29.

14 2 24
                                    

YOONGI

Kırmızı gözlü vampir histerik ağlayışlara da korku dolu yakarışlara da aldırmıyordu, o an istediği bir hakimiyet de değildi krallık da. Tek istediği biraz kandı, gözlerini kan bürüdüğünde taş odanın duvarları arasındaki boşluktan izledim olanları.
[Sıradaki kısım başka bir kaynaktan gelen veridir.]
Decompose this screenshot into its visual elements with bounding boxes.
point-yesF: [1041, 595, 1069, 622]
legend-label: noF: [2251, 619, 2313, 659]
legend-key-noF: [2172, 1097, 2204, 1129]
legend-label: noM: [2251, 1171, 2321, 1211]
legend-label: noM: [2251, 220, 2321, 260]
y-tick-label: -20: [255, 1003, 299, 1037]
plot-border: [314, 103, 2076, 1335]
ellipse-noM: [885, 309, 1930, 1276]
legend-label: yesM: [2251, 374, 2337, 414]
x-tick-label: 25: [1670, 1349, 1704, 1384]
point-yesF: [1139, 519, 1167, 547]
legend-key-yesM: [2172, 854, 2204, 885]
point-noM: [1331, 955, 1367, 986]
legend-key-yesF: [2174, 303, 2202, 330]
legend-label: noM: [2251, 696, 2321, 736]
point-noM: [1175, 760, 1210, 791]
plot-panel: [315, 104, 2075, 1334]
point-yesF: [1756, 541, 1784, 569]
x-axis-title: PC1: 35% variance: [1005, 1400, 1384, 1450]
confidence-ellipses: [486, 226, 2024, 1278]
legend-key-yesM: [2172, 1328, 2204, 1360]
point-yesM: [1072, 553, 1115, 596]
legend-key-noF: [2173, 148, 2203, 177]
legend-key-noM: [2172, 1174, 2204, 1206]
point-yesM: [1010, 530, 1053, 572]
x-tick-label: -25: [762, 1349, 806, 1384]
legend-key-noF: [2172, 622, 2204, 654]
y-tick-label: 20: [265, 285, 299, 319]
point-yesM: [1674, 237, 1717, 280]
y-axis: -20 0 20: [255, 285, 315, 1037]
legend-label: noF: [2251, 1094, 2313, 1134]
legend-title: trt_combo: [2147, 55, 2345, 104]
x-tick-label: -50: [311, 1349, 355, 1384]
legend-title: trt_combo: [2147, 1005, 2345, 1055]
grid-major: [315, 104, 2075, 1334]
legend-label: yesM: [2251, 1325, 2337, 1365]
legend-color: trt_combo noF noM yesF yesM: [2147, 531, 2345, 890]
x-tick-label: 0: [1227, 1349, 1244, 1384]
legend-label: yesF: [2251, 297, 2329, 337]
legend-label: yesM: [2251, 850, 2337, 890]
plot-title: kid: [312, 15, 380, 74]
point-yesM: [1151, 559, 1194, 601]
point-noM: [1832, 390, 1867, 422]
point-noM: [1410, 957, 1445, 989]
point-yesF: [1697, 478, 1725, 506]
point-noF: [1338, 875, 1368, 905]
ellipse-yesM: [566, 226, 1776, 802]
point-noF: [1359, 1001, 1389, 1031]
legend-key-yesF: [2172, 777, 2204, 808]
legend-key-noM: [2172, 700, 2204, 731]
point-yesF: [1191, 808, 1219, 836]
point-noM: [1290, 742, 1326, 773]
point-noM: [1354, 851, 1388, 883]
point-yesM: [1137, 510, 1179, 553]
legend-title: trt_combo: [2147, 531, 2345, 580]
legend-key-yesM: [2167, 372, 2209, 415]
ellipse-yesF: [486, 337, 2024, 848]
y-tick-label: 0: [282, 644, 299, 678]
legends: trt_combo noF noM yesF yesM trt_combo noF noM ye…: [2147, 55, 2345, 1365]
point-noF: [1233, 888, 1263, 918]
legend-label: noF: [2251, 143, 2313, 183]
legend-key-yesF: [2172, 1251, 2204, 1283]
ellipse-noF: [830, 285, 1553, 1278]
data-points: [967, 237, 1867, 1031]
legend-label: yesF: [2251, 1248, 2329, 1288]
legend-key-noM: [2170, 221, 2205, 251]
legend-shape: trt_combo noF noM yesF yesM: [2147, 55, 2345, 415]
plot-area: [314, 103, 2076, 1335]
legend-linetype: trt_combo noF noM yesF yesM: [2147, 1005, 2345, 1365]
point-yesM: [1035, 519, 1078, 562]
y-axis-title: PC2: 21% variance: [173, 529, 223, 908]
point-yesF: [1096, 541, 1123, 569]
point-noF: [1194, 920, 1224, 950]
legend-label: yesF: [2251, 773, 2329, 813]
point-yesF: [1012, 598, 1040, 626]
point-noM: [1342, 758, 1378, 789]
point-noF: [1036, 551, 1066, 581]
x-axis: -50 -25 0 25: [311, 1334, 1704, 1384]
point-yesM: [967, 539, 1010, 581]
Önce babamın boğazını tek bir hamlede vahşi bir hayvan gibi parçaladığında dudaklarımı ıssırdım ve ses çıkarmamak için var gücümle dişlerimi kendi dudaklarıma bastırdım. Annem çığlık çığlığa kaçmaya çalıştığında kırmızı gözlü, elini saçlarına götürüp yakalamış ve onu kendisine çekmişti, loş ışığın altında sivri dişleri parlamış ve onun o güzel boynunu yırtıp geçmişti.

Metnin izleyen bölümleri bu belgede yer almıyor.